Eu preciso dizer. Eu te amo. E eu te traí. E eu gostei. E agora, estou em pleno caso de amor com essa outra parte de mim
Anna Ribeiro (*)
Amor, senta aqui! Eu tenho um lugar na janela pra você. Do jeito que eu sei que você gosta. Com o vento batendo no rosto, e coisa e tal. Eu sei que não devia. E pouco sei sobre os motivos pelos quais fiz o que fiz. Não me faltava nada. Desde o início você me ofereceu tudo o que eu precisava, ou achava precisar.

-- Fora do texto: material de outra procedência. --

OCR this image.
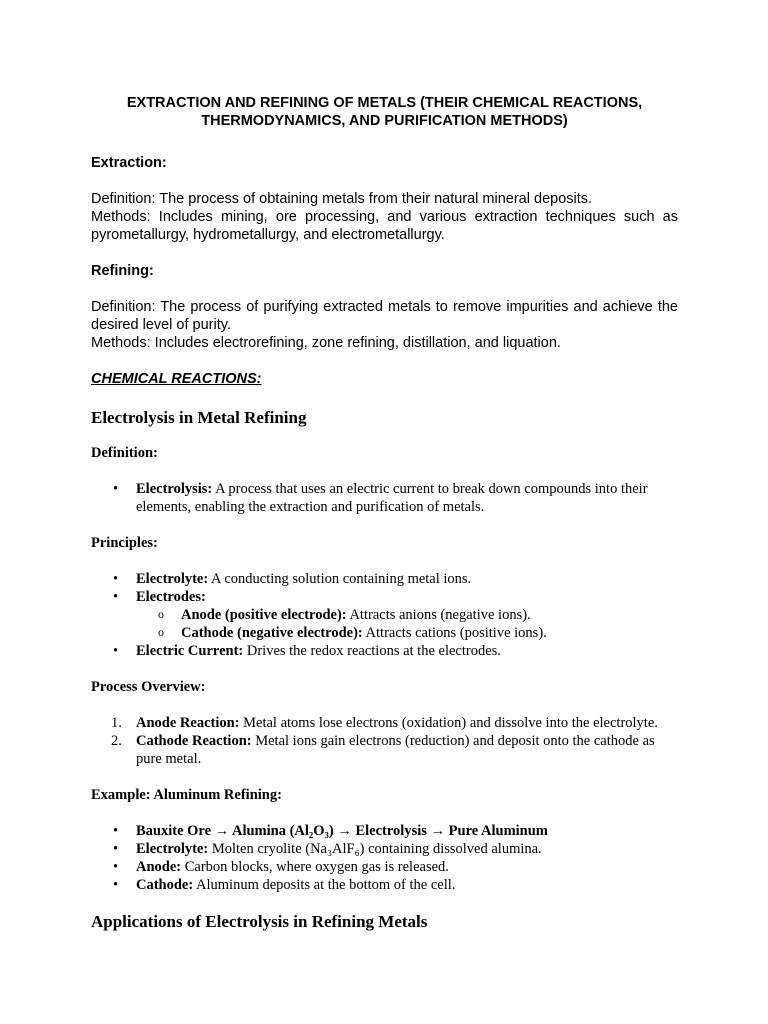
EXTRACTION AND REFINING OF METALS (THEIR CHEMICAL REACTIONS,

THERMODYNAMICS, AND PURIFICATION METHODS)

Extraction:

Definition: The process of obtaining metals from their natural mineral deposits.

Methods: Includes mining, ore processing, and various extraction techniques such as pyrometallurgy, hydrometallurgy, and electrometallurgy.

Refining:

Definition: The process of purifying extracted metals to remove impurities and achieve the desired level of purity.

Methods: Includes electrorefining, zone refining, distillation, and liquation.

CHEMICAL REACTIONS:

Electrolysis in Metal Refining

Definition:

• Electrolysis: A process that uses an electric current to break down compounds into their elements, enabling the extraction and purification of metals.

Principles:

• Electrolyte: A conducting solution containing metal ions.
• Electrodes:
o Anode (positive electrode): Attracts anions (negative ions).
o Cathode (negative electrode): Attracts cations (positive ions).
• Electric Current: Drives the redox reactions at the electrodes.

Process Overview:

1. Anode Reaction: Metal atoms lose electrons (oxidation) and dissolve into the electrolyte.
2. Cathode Reaction: Metal ions gain electrons (reduction) and deposit onto the cathode as pure metal.

Example: Aluminum Refining:

• Bauxite Ore → Alumina (Al₂O₃) → Electrolysis → Pure Aluminum
• Electrolyte: Molten cryolite (Na₃AlF₆) containing dissolved alumina.
• Anode: Carbon blocks, where oxygen gas is released.
• Cathode: Aluminum deposits at the bottom of the cell.

Applications of Electrolysis in Refining Metals
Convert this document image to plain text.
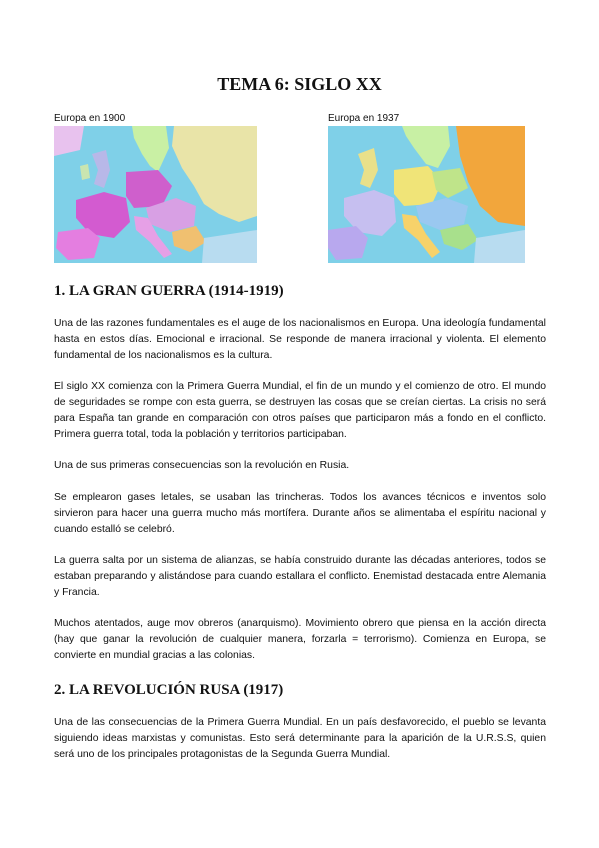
TEMA 6: SIGLO XX
Europa en 1900	Europa en 1937
1. LA GRAN GUERRA (1914-1919)

Una de las razones fundamentales es el auge de los nacionalismos en Europa. Una ideología fundamental hasta en estos días. Emocional e irracional. Se responde de manera irracional y violenta. El elemento fundamental de los nacionalismos es la cultura.

El siglo XX comienza con la Primera Guerra Mundial, el fin de un mundo y el comienzo de otro. El mundo de seguridades se rompe con esta guerra, se destruyen las cosas que se creían ciertas. La crisis no será para España tan grande en comparación con otros países que participaron más a fondo en el conflicto. Primera guerra total, toda la población y territorios participaban.

Una de sus primeras consecuencias son la revolución en Rusia.

Se emplearon gases letales, se usaban las trincheras. Todos los avances técnicos e inventos solo sirvieron para hacer una guerra mucho más mortífera. Durante años se alimentaba el espíritu nacional y cuando estalló se celebró.

La guerra salta por un sistema de alianzas, se había construido durante las décadas anteriores, todos se estaban preparando y alistándose para cuando estallara el conflicto. Enemistad destacada entre Alemania y Francia.

Muchos atentados, auge mov obreros (anarquismo). Movimiento obrero que piensa en la acción directa (hay que ganar la revolución de cualquier manera, forzarla = terrorismo). Comienza en Europa, se convierte en mundial gracias a las colonias.

2. LA REVOLUCIÓN RUSA (1917)

Una de las consecuencias de la Primera Guerra Mundial. En un país desfavorecido, el pueblo se levanta siguiendo ideas marxistas y comunistas. Esto será determinante para la aparición de la U.R.S.S, quien será uno de los principales protagonistas de la Segunda Guerra Mundial.
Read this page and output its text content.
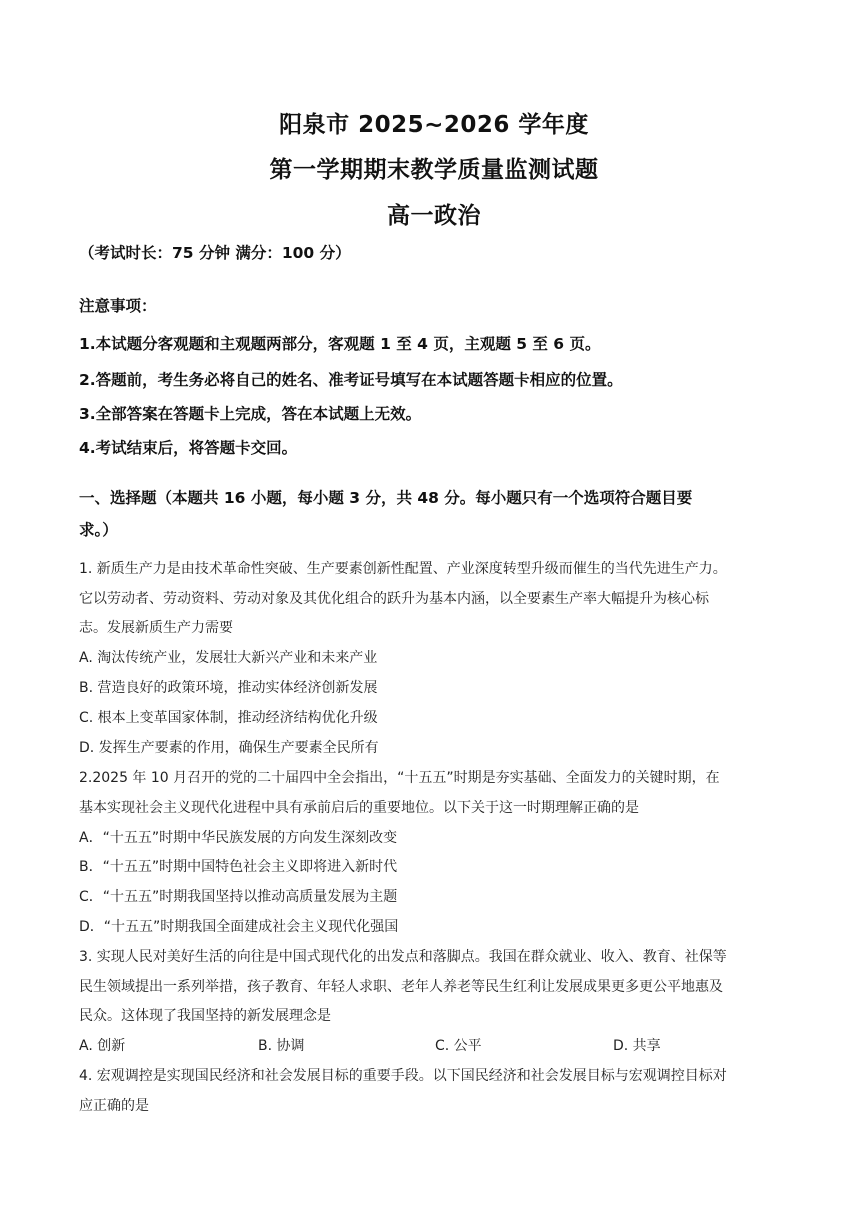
阳泉市 2025~2026 学年度
第一学期期末教学质量监测试题
高一政治
（考试时长：75 分钟 满分：100 分）
注意事项：
1.本试题分客观题和主观题两部分，客观题 1 至 4 页，主观题 5 至 6 页。
2.答题前，考生务必将自己的姓名、准考证号填写在本试题答题卡相应的位置。
3.全部答案在答题卡上完成，答在本试题上无效。
4.考试结束后，将答题卡交回。
一、选择题（本题共 16 小题，每小题 3 分，共 48 分。每小题只有一个选项符合题目要
求。）
1. 新质生产力是由技术革命性突破、生产要素创新性配置、产业深度转型升级而催生的当代先进生产力。
它以劳动者、劳动资料、劳动对象及其优化组合的跃升为基本内涵，以全要素生产率大幅提升为核心标
志。发展新质生产力需要
A. 淘汰传统产业，发展壮大新兴产业和未来产业
B. 营造良好的政策环境，推动实体经济创新发展
C. 根本上变革国家体制，推动经济结构优化升级
D. 发挥生产要素的作用，确保生产要素全民所有
2.2025 年 10 月召开的党的二十届四中全会指出，“十五五”时期是夯实基础、全面发力的关键时期，在
基本实现社会主义现代化进程中具有承前启后的重要地位。以下关于这一时期理解正确的是
A．“十五五”时期中华民族发展的方向发生深刻改变
B．“十五五”时期中国特色社会主义即将进入新时代
C．“十五五”时期我国坚持以推动高质量发展为主题
D．“十五五”时期我国全面建成社会主义现代化强国
3. 实现人民对美好生活的向往是中国式现代化的出发点和落脚点。我国在群众就业、收入、教育、社保等
民生领域提出一系列举措，孩子教育、年轻人求职、老年人养老等民生红利让发展成果更多更公平地惠及
民众。这体现了我国坚持的新发展理念是
A. 创新	B. 协调	C. 公平	D. 共享
4. 宏观调控是实现国民经济和社会发展目标的重要手段。以下国民经济和社会发展目标与宏观调控目标对
应正确的是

Você, com seus feitiços, me deixava sempre com aquele ar de Feliz por nada. Nosso começo foi tímido, ao menos da minha parte. Não havia divã melhor e mais reconfortante do que a sua casa. Nossa… É assim que eu sinto. Eu me sentia escolhida, entre doidas e santas, eu. O bilhete premiado era eu! Você sempre fez com que eu me sentisse o centro, o foco, a lâmpada, a lareira em dia frio. Preciso confessar.
Depois foi uma paixão lancinante. Uma Montanha russa. Eu tinha você como quem tem uma doença crônica e ao mesmo tempo aguda. Paixão desenfreada. Um vício. Dormia e acordava contigo e queria sempre mais de ti. Braços estendidos em sua direção. Me toma, me tira pra dança, me alcança a tua lança e eu mesma me sacrifico. Preciso confessar.
Tentava entrar na sua mente, sentir o que você sentia, pensar com sua voracidade e ser meio por cento leve e profunda como você. Aos poucos fui me dando conta do quanto era grande essa minha necessidade de ouvir você, escutar seus passos nos corredores de casa. Até a lágrima caída por culpa sua era mais espessa, mais quente. Mais.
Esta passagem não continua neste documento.